By Shari Narine
Sweetgrass Contributing Editor
June 29, 2016.
Carrying On is an appropriate name for the Alberta Craft Council Discovery Gallery’s newest exhibit.
“Obviously it’s about carrying devices, but the more important aspect of it is that these are all people who are actually carrying on their own traditions as well their own creative practises,” said Tom McFall, executive director of the Alberta Craft Council.
The exhibit, which opened June 18 in Edmonton, showcases the work of Blackfoot, Cree and Metis artisans and focuses on carriers and containers.
“It’s not kind of an anthropological survey of something at its end. It’s an artistic survey of something that’s going into a new creative phase,” said McFall.
For three students - Jamie John-Kehewin, Morgwn Martine, and Amber Weasel Head - and one former student – now instructor Ruby Sweetman - from Portage College’s Native Arts and Culture Program, it showcases the level of skill and the in-depth work that has been learned at the college.
“It highlights the traditional authenticity of what we do. We don’t purchase hides, we don’t purchase furs, we don’t purchase porcupine quills or fish scales or any of that stuff. We harvest it all,” said Donna Feledichuk, associate dean with the program.
The students learned to tan hides in the traditional method and harvest quills from porcupines. They also learned which willow, birch and spruce trees to collect bark from.
“It’s not just about the art. It’s also about maintaining the culture and traditions and why they’re done a certain way, why they’re preserved a certain way,” said Feledichuk. She notes that some students come in with beadwork and sewing skills, but little else.
While the Native Arts and Culture Program has been running since the inception of the college in Lac La Biche, it has moved in a different direction recently. The one year Native Arts certificate can now lead into a two-year diploma that focuses on the business-end of being an artisan. There are presently 12 students enrolled in the combined program.
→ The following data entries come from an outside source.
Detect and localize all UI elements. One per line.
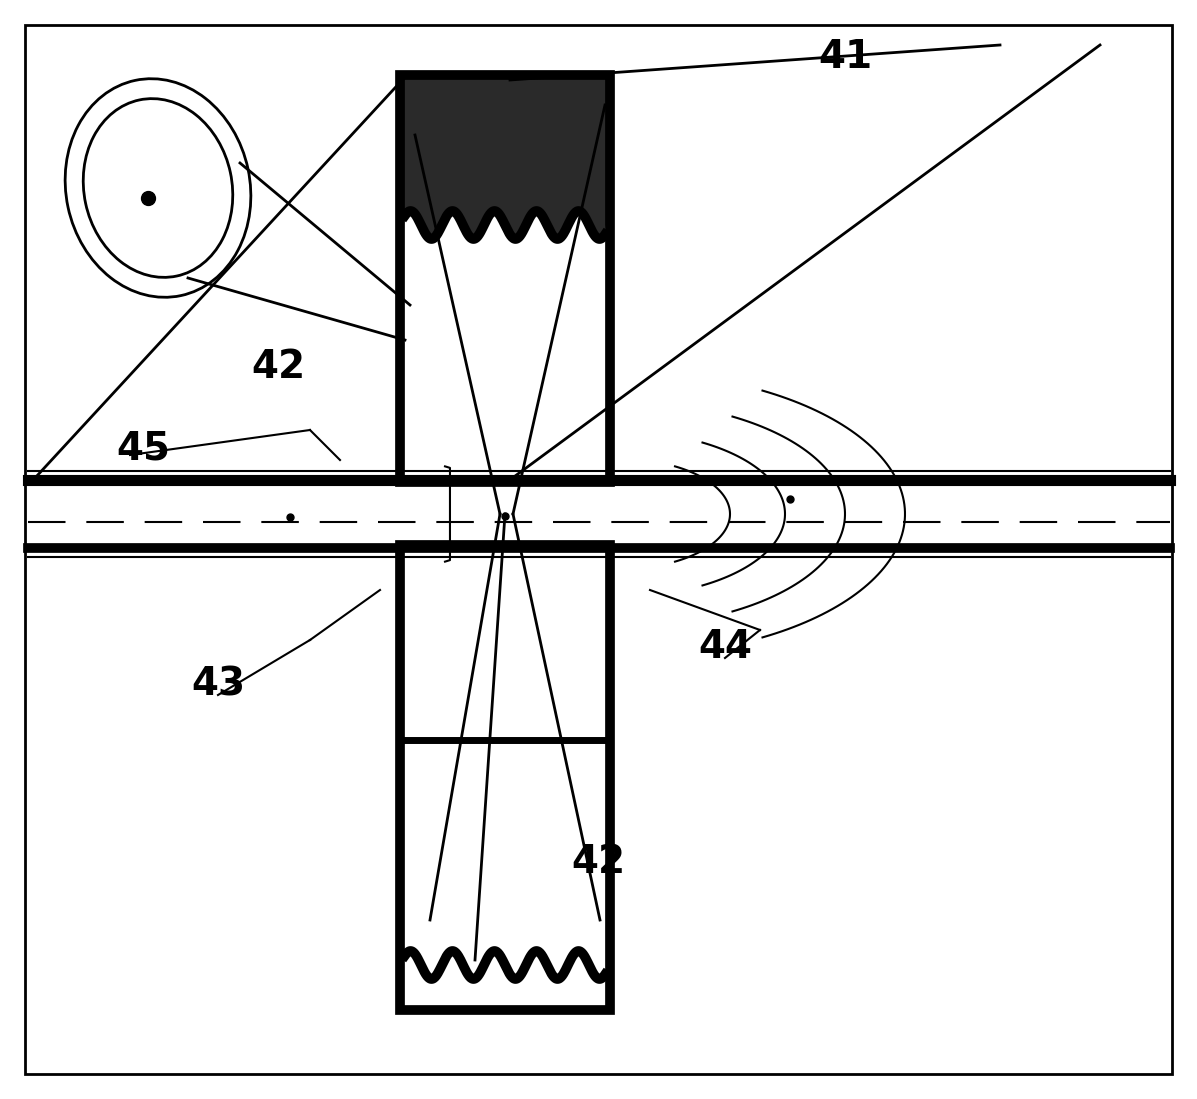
Bar bbox=[400, 545, 610, 1010]
Bar bbox=[400, 75, 610, 482]
Text: 41: 41 bbox=[818, 38, 873, 76]
Text: 42: 42 bbox=[571, 843, 625, 881]
Text: 42: 42 bbox=[251, 348, 305, 386]
Text: 43: 43 bbox=[192, 665, 245, 703]
Polygon shape bbox=[405, 79, 606, 238]
Text: 44: 44 bbox=[698, 628, 752, 666]
Text: 45: 45 bbox=[116, 430, 170, 468]
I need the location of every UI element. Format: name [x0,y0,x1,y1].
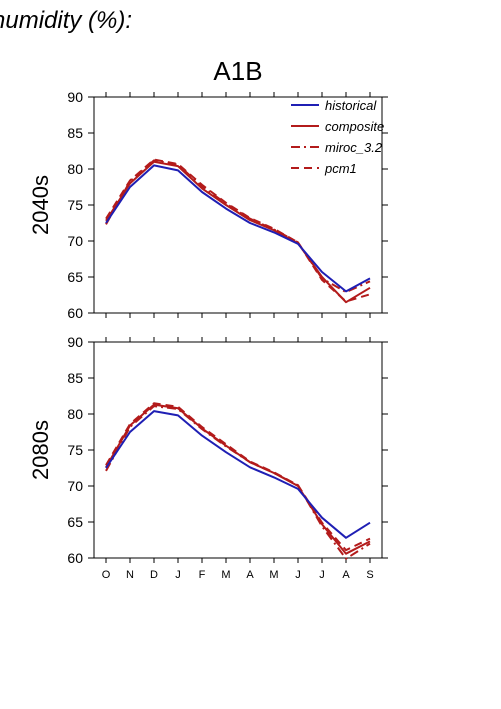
chart-legend: historical composite miroc_3.2 pcm1 [291,98,384,176]
row-label-2080s: 2080s [28,420,53,480]
y-tick-label: 60 [67,305,83,321]
plot-frame [93,341,383,559]
panel-2040s: 60 65 70 75 80 85 90 2040s [28,89,388,321]
series-line-pcm1 [105,158,371,303]
series-line-miroc-3-2 [105,159,371,294]
y-tick-label: 65 [67,269,83,285]
y-tick-label: 80 [67,406,83,422]
x-tick-label: J [175,569,181,581]
series-line-historical [105,164,371,293]
x-tick-label: F [199,569,206,581]
x-tick-label: O [102,569,111,581]
series-line-composite [105,160,371,304]
y-tick-label: 90 [67,334,83,350]
legend-label-miroc-3-2: miroc_3.2 [325,140,383,155]
x-tick-label: N [126,569,134,581]
x-tick-label: A [342,569,350,581]
y-tick-label: 65 [67,514,83,530]
page-header: humidity (%): [0,7,132,34]
series-line-historical [105,410,371,539]
series-line-pcm1 [105,402,371,552]
series-line-miroc-3-2 [105,405,371,560]
x-tick-label: J [295,569,301,581]
y-tick-label: 75 [67,442,83,458]
legend-label-pcm1: pcm1 [324,161,357,176]
x-tick-label: D [150,569,158,581]
x-tick-label: J [319,569,325,581]
x-tick-label: A [246,569,254,581]
x-tick-label: M [221,569,230,581]
y-tick-label: 70 [67,233,83,249]
panel-2080s: 60 65 70 75 80 85 90 O N D J F M A M J J A S 2080s [28,334,388,581]
y-tick-label: 85 [67,125,83,141]
row-label-2040s: 2040s [28,175,53,235]
y-tick-label: 80 [67,161,83,177]
legend-label-composite: composite [325,119,384,134]
legend-label-historical: historical [325,98,377,113]
y-tick-label: 60 [67,550,83,566]
x-tick-label: M [269,569,278,581]
y-tick-label: 75 [67,197,83,213]
series-line-composite [105,403,371,555]
y-tick-label: 85 [67,370,83,386]
x-tick-label: S [366,569,373,581]
chart-panels: 60 65 70 75 80 85 90 2040s 60 65 70 75 80 85 90 O N D J F M A… [28,89,388,581]
chart-title: A1B [213,56,262,86]
y-tick-label: 90 [67,89,83,105]
y-tick-label: 70 [67,478,83,494]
In fact, it was this entrepreneurial focus that tuned the college into ACC’s plans for the Carrying On exhibit.
Feledichuk says students were taking a tour of the ACC galleries, to get ideas on how to display their own work, when they learned about the potential exhibit.
“This gallery … is the first step toward getting exposure, putting themselves out there, having to talk to people that may be interested in purchasing work from them in the future. (It’s) all the things they need to learn if they want to be successful artists,” said Feledichuk.
McFall says ACC has become more deliberate in its approach to Aboriginal artists, in part due to the influence of the Edmonton Arts Council.
“(EAC led) large public conversations about generally how any of us can do more for Aboriginal artists… how we can invite more activity into the mainstream cultural stream,” he said.
In October, ACC is hosting the Canadian Crafts Federation’s annual conference in Calgary. McFall says he hopes to have Carrying On exhibited there. It’s a perfect fit, he says, as the themes of the conference are being more inclusive of diversity, and relationships between the craft councils and educational institutions.
McFall adds that ACC will also be working with Aboriginal artists beyond showing their work to help them develop their careers and market their pieces.
McFall anticipates that more and more of ACC’s 15-20 annual exhibits will have an Indigenous focus.
Carrying On, which also features work by Melissa-Jo Belcourt Moses, Albertine Crow Shoe, Sharon Rose Kootenay, Kathleen McIntyre, and Ben Moses, runs through until July 23 at the Alberta Craft Council Discovery Gallery in downtown Edmonton.